Tim Hardwick, writing for MacRumors, on a strange limitation of the Apple Intelligence rollout earlier this week:
Apple’s new Mail sorting features in iOS 18.2 are notably absent from both iPadOS 18.2 and macOS Sequoia 15.2, raising questions about the company’s rollout strategy for the email management system.
The new feature automatically sorts emails into four distinct categories: Primary, Transactions, Updates, and Promotions, with the aim of helping iPhone users better organize their inboxes. Devices that support Apple Intelligence also surface priority messages as part of the new system.
Users on iPhone who updated to iOS 18.2 have the features. However, iPad and Mac users who updated their devices with the software that Apple released concurrently with iOS 18.2 will have noticed their absence. iPhone users can easily switch between categorized and traditional list views, but iPad and Mac users are limited to the standard chronological inbox layout.
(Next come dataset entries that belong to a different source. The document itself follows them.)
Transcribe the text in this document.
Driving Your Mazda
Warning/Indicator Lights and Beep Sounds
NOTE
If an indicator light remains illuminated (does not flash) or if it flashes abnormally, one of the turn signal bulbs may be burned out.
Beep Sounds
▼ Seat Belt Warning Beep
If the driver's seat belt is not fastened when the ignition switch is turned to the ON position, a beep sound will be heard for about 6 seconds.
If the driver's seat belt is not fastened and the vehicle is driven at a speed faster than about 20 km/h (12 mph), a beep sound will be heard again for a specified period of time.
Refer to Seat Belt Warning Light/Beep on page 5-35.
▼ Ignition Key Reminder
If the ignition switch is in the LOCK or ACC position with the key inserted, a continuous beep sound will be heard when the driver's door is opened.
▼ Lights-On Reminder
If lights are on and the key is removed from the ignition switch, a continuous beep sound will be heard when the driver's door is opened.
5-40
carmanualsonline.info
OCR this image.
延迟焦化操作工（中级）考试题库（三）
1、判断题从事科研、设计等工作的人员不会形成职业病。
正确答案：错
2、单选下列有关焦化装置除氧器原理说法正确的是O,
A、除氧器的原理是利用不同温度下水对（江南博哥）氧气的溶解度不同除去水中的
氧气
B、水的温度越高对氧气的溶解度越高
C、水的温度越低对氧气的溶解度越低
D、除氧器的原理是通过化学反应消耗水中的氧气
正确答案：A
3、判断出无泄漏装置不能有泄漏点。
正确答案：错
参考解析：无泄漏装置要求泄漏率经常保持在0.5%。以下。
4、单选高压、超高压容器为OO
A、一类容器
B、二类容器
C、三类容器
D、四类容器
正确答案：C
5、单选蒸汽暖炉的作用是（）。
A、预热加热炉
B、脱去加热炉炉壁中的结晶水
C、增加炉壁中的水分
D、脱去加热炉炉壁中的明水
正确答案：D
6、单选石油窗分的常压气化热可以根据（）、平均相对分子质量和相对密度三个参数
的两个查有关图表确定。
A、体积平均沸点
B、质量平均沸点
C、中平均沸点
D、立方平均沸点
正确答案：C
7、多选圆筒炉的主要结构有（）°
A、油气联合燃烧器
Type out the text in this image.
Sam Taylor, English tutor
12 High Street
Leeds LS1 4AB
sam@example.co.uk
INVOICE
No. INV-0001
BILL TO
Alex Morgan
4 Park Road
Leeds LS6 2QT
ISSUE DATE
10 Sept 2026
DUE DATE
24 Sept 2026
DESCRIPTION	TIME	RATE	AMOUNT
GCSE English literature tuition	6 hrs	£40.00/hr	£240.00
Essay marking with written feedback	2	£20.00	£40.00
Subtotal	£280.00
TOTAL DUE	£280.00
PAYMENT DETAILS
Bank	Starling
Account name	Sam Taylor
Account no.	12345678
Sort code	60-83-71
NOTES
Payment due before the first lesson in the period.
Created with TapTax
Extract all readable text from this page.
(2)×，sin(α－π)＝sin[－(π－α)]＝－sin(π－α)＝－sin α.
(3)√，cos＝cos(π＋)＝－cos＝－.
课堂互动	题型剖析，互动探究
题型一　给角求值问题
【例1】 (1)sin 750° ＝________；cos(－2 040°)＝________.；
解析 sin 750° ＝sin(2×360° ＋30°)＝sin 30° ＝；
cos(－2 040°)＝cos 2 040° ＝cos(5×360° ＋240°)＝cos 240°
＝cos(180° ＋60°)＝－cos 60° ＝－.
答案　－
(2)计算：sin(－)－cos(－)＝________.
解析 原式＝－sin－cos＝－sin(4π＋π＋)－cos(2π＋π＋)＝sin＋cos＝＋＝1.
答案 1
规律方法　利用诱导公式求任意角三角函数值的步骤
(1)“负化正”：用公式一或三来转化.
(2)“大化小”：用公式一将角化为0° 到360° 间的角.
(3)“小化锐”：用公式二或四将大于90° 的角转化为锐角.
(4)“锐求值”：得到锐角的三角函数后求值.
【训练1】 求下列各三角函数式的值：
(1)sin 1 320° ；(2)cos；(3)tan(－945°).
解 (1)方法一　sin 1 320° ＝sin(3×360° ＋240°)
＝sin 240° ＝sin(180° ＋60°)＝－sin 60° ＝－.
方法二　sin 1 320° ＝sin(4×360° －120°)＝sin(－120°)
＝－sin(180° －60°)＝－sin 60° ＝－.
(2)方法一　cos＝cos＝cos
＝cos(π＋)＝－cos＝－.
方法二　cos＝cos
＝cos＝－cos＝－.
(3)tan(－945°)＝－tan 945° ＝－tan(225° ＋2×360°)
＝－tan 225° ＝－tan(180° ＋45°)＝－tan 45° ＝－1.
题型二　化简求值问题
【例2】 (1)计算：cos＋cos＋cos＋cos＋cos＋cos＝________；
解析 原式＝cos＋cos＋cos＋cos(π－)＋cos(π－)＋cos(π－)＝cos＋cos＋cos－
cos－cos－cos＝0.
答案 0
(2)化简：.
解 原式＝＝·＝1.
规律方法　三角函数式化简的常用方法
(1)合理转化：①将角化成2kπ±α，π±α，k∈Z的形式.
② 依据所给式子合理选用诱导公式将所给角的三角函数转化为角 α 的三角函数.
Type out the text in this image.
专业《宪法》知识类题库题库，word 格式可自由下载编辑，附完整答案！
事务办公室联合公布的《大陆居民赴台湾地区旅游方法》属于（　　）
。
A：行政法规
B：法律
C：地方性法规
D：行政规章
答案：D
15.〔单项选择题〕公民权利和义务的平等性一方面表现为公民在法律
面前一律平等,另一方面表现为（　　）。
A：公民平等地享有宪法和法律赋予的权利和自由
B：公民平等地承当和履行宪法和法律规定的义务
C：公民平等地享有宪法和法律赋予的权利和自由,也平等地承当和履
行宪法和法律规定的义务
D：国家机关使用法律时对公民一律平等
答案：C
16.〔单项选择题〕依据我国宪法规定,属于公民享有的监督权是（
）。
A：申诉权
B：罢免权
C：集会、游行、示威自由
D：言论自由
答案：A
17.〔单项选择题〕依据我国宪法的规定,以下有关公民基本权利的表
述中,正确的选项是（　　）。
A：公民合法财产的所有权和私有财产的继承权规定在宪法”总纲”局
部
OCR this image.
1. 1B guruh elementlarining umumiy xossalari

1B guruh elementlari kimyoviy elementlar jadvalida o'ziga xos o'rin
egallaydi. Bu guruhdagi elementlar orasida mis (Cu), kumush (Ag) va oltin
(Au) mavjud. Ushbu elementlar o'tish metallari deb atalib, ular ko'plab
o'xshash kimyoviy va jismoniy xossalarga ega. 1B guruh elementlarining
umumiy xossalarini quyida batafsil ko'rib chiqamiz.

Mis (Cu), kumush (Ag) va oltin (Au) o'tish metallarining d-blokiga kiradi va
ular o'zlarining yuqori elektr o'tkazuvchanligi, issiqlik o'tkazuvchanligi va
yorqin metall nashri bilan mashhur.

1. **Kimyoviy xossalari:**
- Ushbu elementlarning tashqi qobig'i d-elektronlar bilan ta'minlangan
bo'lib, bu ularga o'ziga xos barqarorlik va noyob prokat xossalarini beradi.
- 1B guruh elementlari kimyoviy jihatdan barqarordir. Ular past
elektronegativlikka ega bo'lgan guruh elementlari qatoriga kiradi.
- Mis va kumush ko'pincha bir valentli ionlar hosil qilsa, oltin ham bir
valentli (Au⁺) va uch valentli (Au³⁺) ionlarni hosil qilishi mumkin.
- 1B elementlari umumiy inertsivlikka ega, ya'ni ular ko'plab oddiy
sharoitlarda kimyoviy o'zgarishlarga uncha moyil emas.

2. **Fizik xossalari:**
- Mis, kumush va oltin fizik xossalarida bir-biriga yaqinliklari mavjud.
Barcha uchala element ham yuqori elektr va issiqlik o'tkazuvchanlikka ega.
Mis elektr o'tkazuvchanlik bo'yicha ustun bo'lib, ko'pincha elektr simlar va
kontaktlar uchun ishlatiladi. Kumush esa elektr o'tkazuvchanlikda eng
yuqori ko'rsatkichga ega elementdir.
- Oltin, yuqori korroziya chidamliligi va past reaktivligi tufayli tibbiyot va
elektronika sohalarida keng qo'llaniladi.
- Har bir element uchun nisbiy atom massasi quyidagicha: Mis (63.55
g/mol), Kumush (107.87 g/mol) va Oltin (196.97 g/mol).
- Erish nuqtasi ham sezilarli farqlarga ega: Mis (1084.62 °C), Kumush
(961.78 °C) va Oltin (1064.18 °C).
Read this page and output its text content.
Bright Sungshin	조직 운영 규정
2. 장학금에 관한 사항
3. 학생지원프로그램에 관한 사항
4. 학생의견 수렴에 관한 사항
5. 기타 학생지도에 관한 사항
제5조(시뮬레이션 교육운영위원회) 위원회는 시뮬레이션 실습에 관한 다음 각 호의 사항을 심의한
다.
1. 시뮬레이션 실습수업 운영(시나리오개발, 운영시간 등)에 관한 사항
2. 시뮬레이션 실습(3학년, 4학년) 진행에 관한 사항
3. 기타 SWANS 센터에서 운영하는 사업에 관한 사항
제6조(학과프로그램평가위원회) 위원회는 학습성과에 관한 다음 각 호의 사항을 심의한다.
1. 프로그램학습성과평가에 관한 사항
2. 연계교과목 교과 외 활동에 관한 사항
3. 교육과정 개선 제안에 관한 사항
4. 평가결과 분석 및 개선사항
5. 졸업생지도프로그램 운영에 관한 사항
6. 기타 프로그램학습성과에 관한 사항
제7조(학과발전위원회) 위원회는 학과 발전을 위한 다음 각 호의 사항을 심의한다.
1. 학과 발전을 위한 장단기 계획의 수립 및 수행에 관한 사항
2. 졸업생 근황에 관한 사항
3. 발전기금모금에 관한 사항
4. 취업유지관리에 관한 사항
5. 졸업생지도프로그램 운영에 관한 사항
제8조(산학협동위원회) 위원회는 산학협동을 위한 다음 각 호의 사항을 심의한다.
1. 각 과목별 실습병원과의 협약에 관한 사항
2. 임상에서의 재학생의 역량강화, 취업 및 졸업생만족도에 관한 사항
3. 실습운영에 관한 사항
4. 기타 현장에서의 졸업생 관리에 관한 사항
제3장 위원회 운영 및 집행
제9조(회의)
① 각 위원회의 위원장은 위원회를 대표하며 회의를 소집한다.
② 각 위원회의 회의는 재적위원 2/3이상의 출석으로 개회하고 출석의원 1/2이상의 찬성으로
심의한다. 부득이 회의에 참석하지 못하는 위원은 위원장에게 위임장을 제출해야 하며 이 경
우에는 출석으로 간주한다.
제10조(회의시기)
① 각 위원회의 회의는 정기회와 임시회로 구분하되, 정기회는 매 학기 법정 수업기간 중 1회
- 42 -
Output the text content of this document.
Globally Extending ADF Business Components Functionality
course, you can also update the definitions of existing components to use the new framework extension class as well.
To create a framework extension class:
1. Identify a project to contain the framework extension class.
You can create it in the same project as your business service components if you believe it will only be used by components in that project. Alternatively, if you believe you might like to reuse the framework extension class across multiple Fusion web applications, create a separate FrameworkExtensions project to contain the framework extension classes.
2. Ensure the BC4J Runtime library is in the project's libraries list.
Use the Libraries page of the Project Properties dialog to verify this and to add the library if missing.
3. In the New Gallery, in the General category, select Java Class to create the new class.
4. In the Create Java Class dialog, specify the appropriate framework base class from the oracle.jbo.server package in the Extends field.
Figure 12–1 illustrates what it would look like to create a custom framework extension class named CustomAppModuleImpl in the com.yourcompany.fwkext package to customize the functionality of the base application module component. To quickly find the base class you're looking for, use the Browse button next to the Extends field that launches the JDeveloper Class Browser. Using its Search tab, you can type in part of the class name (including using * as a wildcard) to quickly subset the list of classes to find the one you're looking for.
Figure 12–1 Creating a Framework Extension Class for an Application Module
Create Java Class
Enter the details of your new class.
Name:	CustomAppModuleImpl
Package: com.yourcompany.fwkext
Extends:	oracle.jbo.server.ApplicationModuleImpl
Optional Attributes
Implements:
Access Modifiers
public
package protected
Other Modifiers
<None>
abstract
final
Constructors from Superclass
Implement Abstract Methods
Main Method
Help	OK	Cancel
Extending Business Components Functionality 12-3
This was so odd during the beta cycle, and it continues to be the single decision I find the most perplexing in Apple’s launch strategy for Apple Intelligence.
I didn’t cover Mail’s new smart categorization feature in my story about Apple Intelligence for one simple reason: it’s not available on the device where I do most of my work: my iPad Pro. I’ve been able to test the functionality on my iPhone, and it’s good enough: iOS occasionally gets a category wrong, but (surprisingly) you can manually categorize a sender and train the system yourself.
(As an aside: can we talk about the fact that a bunch of options, including sender categorization, can only be accessed via Mail’s…Reply button? How did we end up in this situation?)
I would very much prefer to use Apple Mail instead of Spark, which offers smart inbox categorization across platforms but is nowhere as nice-looking as Mail and comes with its own set of quirks. However, as long as smart categories are exclusive to the iPhone version of Mail, Apple’s decision prevents me from incorporating the updated Mail app into my daily workflow.